The Tattooist of Auschwitz(9)



‘I am a survivor.’

‘Well, then maybe I can help you survive in here.’

‘You have friends in high places?’

Pepan laughs and slaps Lale on the back. ‘No. No friends in high places. Like I told you, I am the T?towierer. And I have been told the number of people coming here will be increasing very soon.’

They sit with the thought for a moment. What lodges in Lale’s mind is that, somewhere, someone is making decisions, plucking numbers from – where? How do you decide who comes here? What information do you base those decisions on? Race, religion, or politics?

‘You intrigue me, Lale. I was drawn to you. You had a strength that even your sick body couldn’t hide. It brought you to this point, sitting in front of me today.’

Lale hears the words but struggles with what Pepan is saying. They sit in a place where people are dying every day, every hour, every minute.

‘Would you like a job working with me?’ Pepan brings Lale back from the bleakness. ‘Or are you happy doing whatever they have you doing?’

‘I do what I can to survive.’

‘Then take my job offer.’

‘You want me to tattoo other men?’

‘Someone has to do it.’

‘I don’t think I could do that. Scar someone, hurt some-one – it does hurt, you know.’

Pepan pulls back his sleeve to reveal his own number. ‘It hurts like hell. If you don’t take the job, someone with less soul than you will, and hurt these people more.’

‘Working for the kapo is not the same as defiling hundreds of innocent people.’

A long silence follows. Lale again enters his dark place. Do those making the decisions have a family, a wife, children, parents? They can’t possibly.

‘You can tell yourself that, but you are still a Nazi puppet. Whether it is with me or the kapo, or building blocks, you are still doing their dirty work.’

‘You have a way of putting things.’

‘So?’

‘Then, yes. If you can arrange it, I will work for you.’

‘Not for me. With me. But you must work quickly and efficiently and not make trouble with the SS.’

‘OK.’

Pepan stands, goes to walk away. Lale grabs at his shirtsleeve.

‘Pepan, why have you chosen me?’

‘I saw a half-starved young man risk his life to save you. I figure you must be someone worth saving. I’ll come for you tomorrow morning. Get some rest now.’

?

That night as his block-mates return, Lale notices that Aron is missing. He asks the two others sharing his bed what has happened to him, how long he’s been gone.

‘About a week,’ comes the reply.

Lale’s stomach drops.

‘The kapo couldn’t find you,’ the man says. ‘Aron could have told him you were ill, but he feared the kapo would add you to the death cart again if he knew, so he said you were already gone.’

‘And the kapo discovered the truth?’

‘No,’ yawns the man, exhausted from work. ‘But the kapo was so pissed off he took Aron anyway.’

Lale struggles to contain his tears.

The second bunkmate rolls onto his elbow. ‘You put big ideas into his head. He wanted to save “the one”.’

‘To save one is to save the world.’ Lale completes the phrase.

The men sink into silence for a while. Lale looks at the ceiling, blinks away tears. Aron is not the first person to die here and will not be the last.

‘Thank you,’ he says.

‘We tried to continue what Aron started, to see if we could save the one.’

‘We took turns,’ a young boy says from below, ‘smuggling water and sharing our bread with you, forcing it down your throat.’

Another picks up the story. He rises from the bunk below, haggard, with cloudy blue eyes, his voice flat, but still full of the need to tell his part of the story. ‘We changed your soiled clothes. We swapped them with someone who had died overnight.’

Lale is now unable to stop the tears that roll down his emaciated cheeks.

‘I can’t …’

He can’t do anything but be appreciative. He knows he has a debt he cannot repay, not now, not here, realistically not ever.
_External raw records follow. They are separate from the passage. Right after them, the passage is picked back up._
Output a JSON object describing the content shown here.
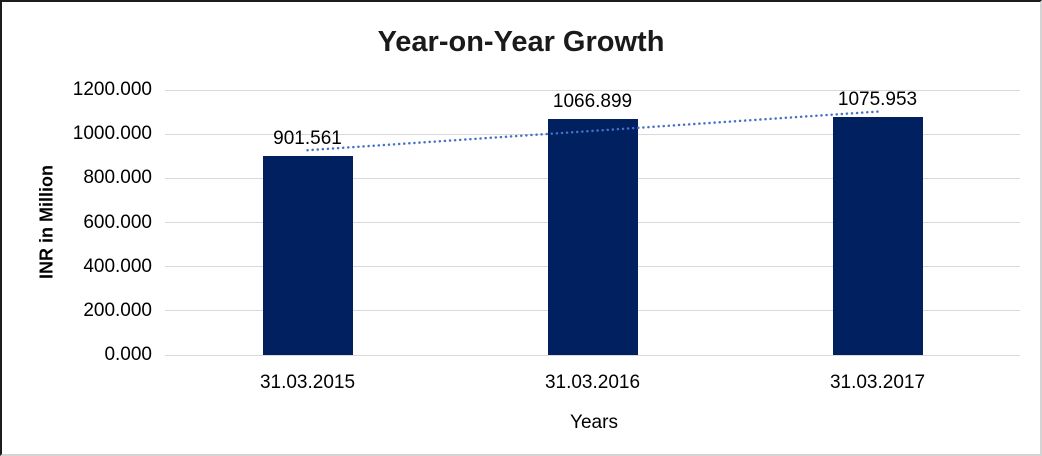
{
  "chart_data": {
    "type": "bar",
    "title": "Year-on-Year Growth",
    "categories": [
      "31.03.2015",
      "31.03.2016",
      "31.03.2017"
    ],
    "values": [
      901.561,
      1066.899,
      1075.953
    ],
    "data_labels": [
      "901.561",
      "1066.899",
      "1075.953"
    ],
    "xlabel": "Years",
    "ylabel": "INR in Million",
    "ylim": [
      0,
      1200
    ],
    "ytick_step": 200,
    "ytick_labels": [
      "0.000",
      "200.000",
      "400.000",
      "600.000",
      "800.000",
      "1000.000",
      "1200.000"
    ],
    "grid": true,
    "legend_position": "none",
    "bar_color": "#012060",
    "gridline_color": "#d9d9d9",
    "trendline": {
      "type": "linear",
      "style": "dotted",
      "color": "#4472C4"
    }
  }
}
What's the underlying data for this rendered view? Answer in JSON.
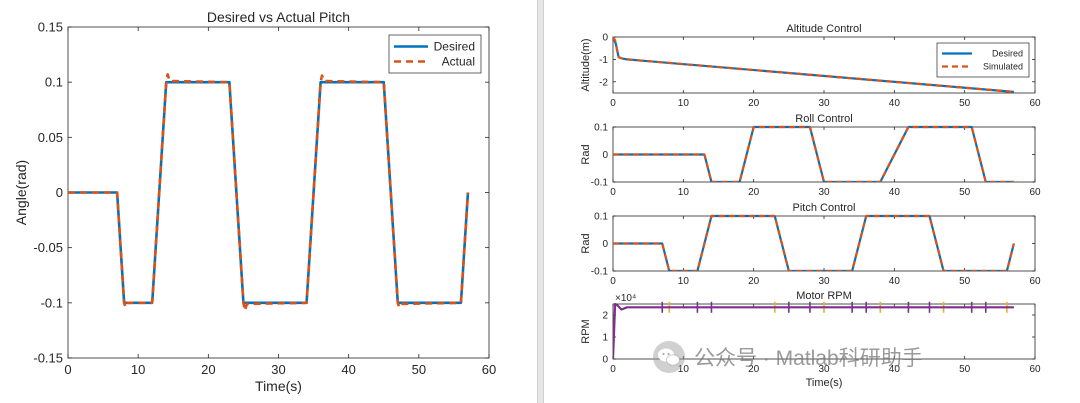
{
  "colors": {
    "desired": "#0072BD",
    "actual": "#D95319",
    "rpm_line": "#7E2F8E",
    "rpm_accent": "#EDB120",
    "axis": "#262626",
    "tick_text": "#262626"
  },
  "watermark": {
    "text": "公众号 · Matlab科研助手",
    "icon": "wechat-icon"
  },
  "chart_data": [
    {
      "id": "pitch-main",
      "type": "line",
      "title": "Desired vs Actual Pitch",
      "xlabel": "Time(s)",
      "ylabel": "Angle(rad)",
      "xlim": [
        0,
        60
      ],
      "ylim": [
        -0.15,
        0.15
      ],
      "xticks": [
        0,
        10,
        20,
        30,
        40,
        50,
        60
      ],
      "yticks": [
        -0.15,
        -0.1,
        -0.05,
        0,
        0.05,
        0.1,
        0.15
      ],
      "ytick_labels": [
        "-0.15",
        "-0.1",
        "-0.05",
        "0",
        "0.05",
        "0.1",
        "0.15"
      ],
      "legend": {
        "position": "top-right",
        "entries": [
          "Desired",
          "Actual"
        ]
      },
      "series": [
        {
          "name": "Desired",
          "style": "solid",
          "x": [
            0,
            7,
            8,
            12,
            14,
            23,
            25,
            34,
            36,
            45,
            47,
            56,
            57
          ],
          "y": [
            0,
            0,
            -0.1,
            -0.1,
            0.1,
            0.1,
            -0.1,
            -0.1,
            0.1,
            0.1,
            -0.1,
            -0.1,
            0
          ]
        },
        {
          "name": "Actual",
          "style": "dashed",
          "x": [
            0,
            7,
            8,
            8.2,
            8.5,
            12,
            14,
            14.2,
            14.5,
            23,
            25,
            25.2,
            25.5,
            34,
            36,
            36.2,
            36.5,
            45,
            47,
            47.2,
            47.5,
            56,
            57
          ],
          "y": [
            0,
            0,
            -0.1,
            -0.104,
            -0.1,
            -0.1,
            0.1,
            0.107,
            0.101,
            0.1,
            -0.1,
            -0.107,
            -0.101,
            -0.1,
            0.1,
            0.106,
            0.101,
            0.1,
            -0.1,
            -0.104,
            -0.101,
            -0.1,
            0
          ]
        }
      ]
    },
    {
      "id": "altitude",
      "type": "line",
      "title": "Altitude Control",
      "xlabel": "",
      "ylabel": "Altitude(m)",
      "xlim": [
        0,
        60
      ],
      "ylim": [
        -2.5,
        0
      ],
      "xticks": [
        0,
        10,
        20,
        30,
        40,
        50,
        60
      ],
      "yticks": [
        -2,
        -1,
        0
      ],
      "ytick_labels": [
        "-2",
        "-1",
        "0"
      ],
      "legend": {
        "position": "top-right",
        "entries": [
          "Desired",
          "Simulated"
        ]
      },
      "series": [
        {
          "name": "Desired",
          "style": "solid",
          "x": [
            0,
            0.4,
            0.8,
            1.2,
            2,
            57
          ],
          "y": [
            0,
            -0.3,
            -0.9,
            -0.95,
            -1.0,
            -2.45
          ]
        },
        {
          "name": "Simulated",
          "style": "dashed",
          "x": [
            0,
            0.3,
            0.6,
            0.8,
            1.2,
            2,
            57
          ],
          "y": [
            0,
            -0.15,
            -0.6,
            -0.9,
            -0.95,
            -1.0,
            -2.45
          ]
        }
      ]
    },
    {
      "id": "roll",
      "type": "line",
      "title": "Roll Control",
      "xlabel": "",
      "ylabel": "Rad",
      "xlim": [
        0,
        60
      ],
      "ylim": [
        -0.1,
        0.1
      ],
      "xticks": [
        0,
        10,
        20,
        30,
        40,
        50,
        60
      ],
      "yticks": [
        -0.1,
        0,
        0.1
      ],
      "ytick_labels": [
        "-0.1",
        "0",
        "0.1"
      ],
      "series": [
        {
          "name": "Desired",
          "style": "solid",
          "x": [
            0,
            13,
            14,
            18,
            20,
            28,
            30,
            38,
            42,
            51,
            53,
            57
          ],
          "y": [
            0,
            0,
            -0.1,
            -0.1,
            0.1,
            0.1,
            -0.1,
            -0.1,
            0.1,
            0.1,
            -0.1,
            -0.1
          ]
        },
        {
          "name": "Simulated",
          "style": "dashed",
          "x": [
            0,
            13,
            14,
            18,
            20,
            28,
            30,
            38,
            42,
            51,
            53,
            57
          ],
          "y": [
            0,
            0,
            -0.1,
            -0.1,
            0.1,
            0.1,
            -0.1,
            -0.1,
            0.1,
            0.1,
            -0.1,
            -0.1
          ]
        }
      ]
    },
    {
      "id": "pitch-small",
      "type": "line",
      "title": "Pitch Control",
      "xlabel": "",
      "ylabel": "Rad",
      "xlim": [
        0,
        60
      ],
      "ylim": [
        -0.1,
        0.1
      ],
      "xticks": [
        0,
        10,
        20,
        30,
        40,
        50,
        60
      ],
      "yticks": [
        -0.1,
        0,
        0.1
      ],
      "ytick_labels": [
        "-0.1",
        "0",
        "0.1"
      ],
      "series": [
        {
          "name": "Desired",
          "style": "solid",
          "x": [
            0,
            7,
            8,
            12,
            14,
            23,
            25,
            34,
            36,
            45,
            47,
            56,
            57
          ],
          "y": [
            0,
            0,
            -0.1,
            -0.1,
            0.1,
            0.1,
            -0.1,
            -0.1,
            0.1,
            0.1,
            -0.1,
            -0.1,
            0
          ]
        },
        {
          "name": "Simulated",
          "style": "dashed",
          "x": [
            0,
            7,
            8,
            12,
            14,
            23,
            25,
            34,
            36,
            45,
            47,
            56,
            57
          ],
          "y": [
            0,
            0,
            -0.1,
            -0.1,
            0.1,
            0.1,
            -0.1,
            -0.1,
            0.1,
            0.1,
            -0.1,
            -0.1,
            0
          ]
        }
      ]
    },
    {
      "id": "rpm",
      "type": "line",
      "title": "Motor RPM",
      "xlabel": "Time(s)",
      "ylabel": "RPM",
      "exponent_label": "×10⁴",
      "xlim": [
        0,
        60
      ],
      "ylim": [
        0,
        2.5
      ],
      "xticks": [
        0,
        10,
        20,
        30,
        40,
        50,
        60
      ],
      "yticks": [
        0,
        1,
        2
      ],
      "ytick_labels": [
        "0",
        "1",
        "2"
      ],
      "series": [
        {
          "name": "RPM",
          "style": "solid",
          "x": [
            0,
            0.3,
            0.6,
            1.2,
            2,
            57
          ],
          "y": [
            0,
            2.5,
            2.45,
            2.25,
            2.35,
            2.35
          ]
        }
      ],
      "spikes_at": [
        7,
        8,
        12,
        14,
        23,
        25,
        28,
        30,
        34,
        36,
        38,
        42,
        45,
        47,
        51,
        53,
        56
      ],
      "spike_range": [
        2.1,
        2.6
      ]
    }
  ]
}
He falls asleep to the soulful sound of Hebrew chants from those who still cling to faith.

?

The next morning Lale is in the queue for breakfast when Pepan appears by his side, takes his arm quietly and steers him away towards the main compound. There the trucks unload their human cargo. He feels as though he has wandered into a scene from a tragic play. Some of the actors are the same, most are new, their lines unwritten, their role not yet determined. His life experience has not equipped him to understand what is happening. He has a memory of being here before. Yes, not as an observer, but a participant. What will my role be now? He closes his eyes and imagines he is facing another version of himself, looking at the left arm. It is unnumbered. Opening his eyes again, he looks down at the tattoo on his real left arm, then back to the scene in front of him.
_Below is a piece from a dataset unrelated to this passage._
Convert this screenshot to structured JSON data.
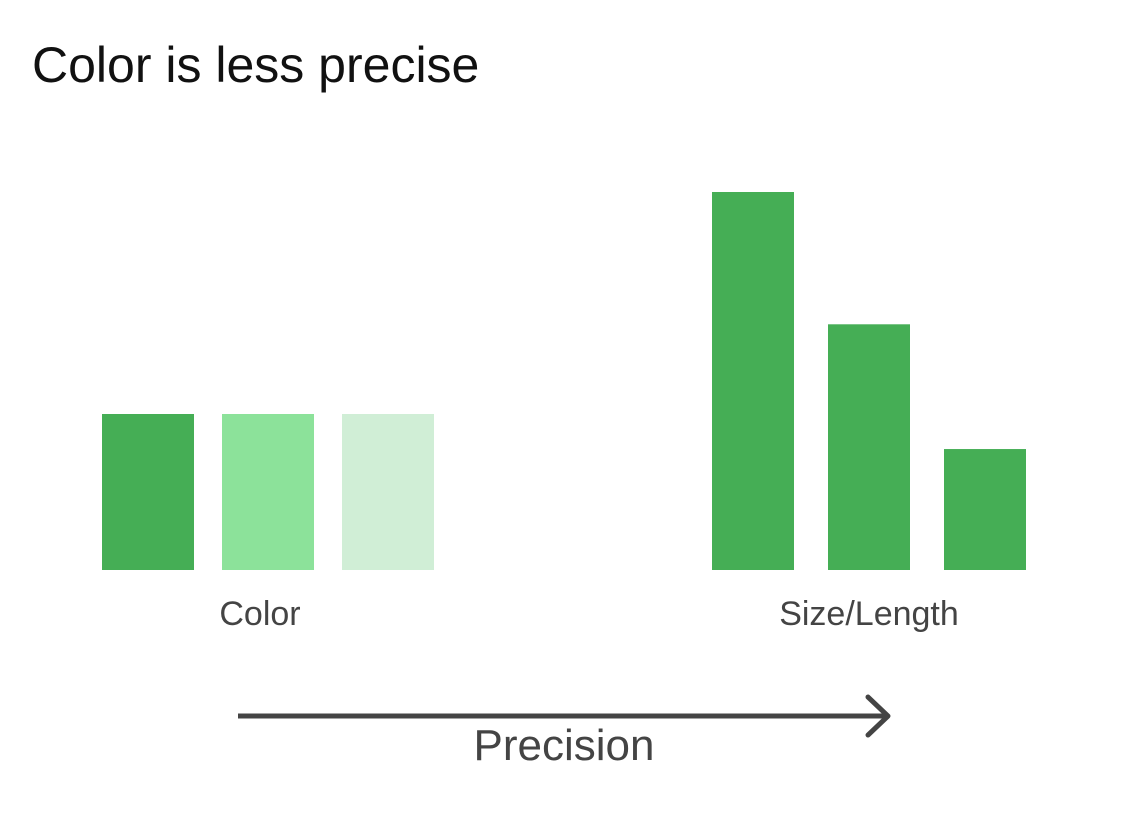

He takes in the hundreds of new prisoners who are gath-ered there. Boys, young men, terror etched on each of their faces. Holding on to each other. Hugging themselves. SS and dogs shepherd them like lambs to the slaughter. They obey. Whether they live or die this day is about to be decided. Lale stops following Pepan and stands frozen. Pepan doubles back and guides him to some small tables with tattooing equipment on them. Those passing selection are moved into a line in front of their table. They will be marked. Other new arrivals – the old, infirm, no skills identified – are walking dead.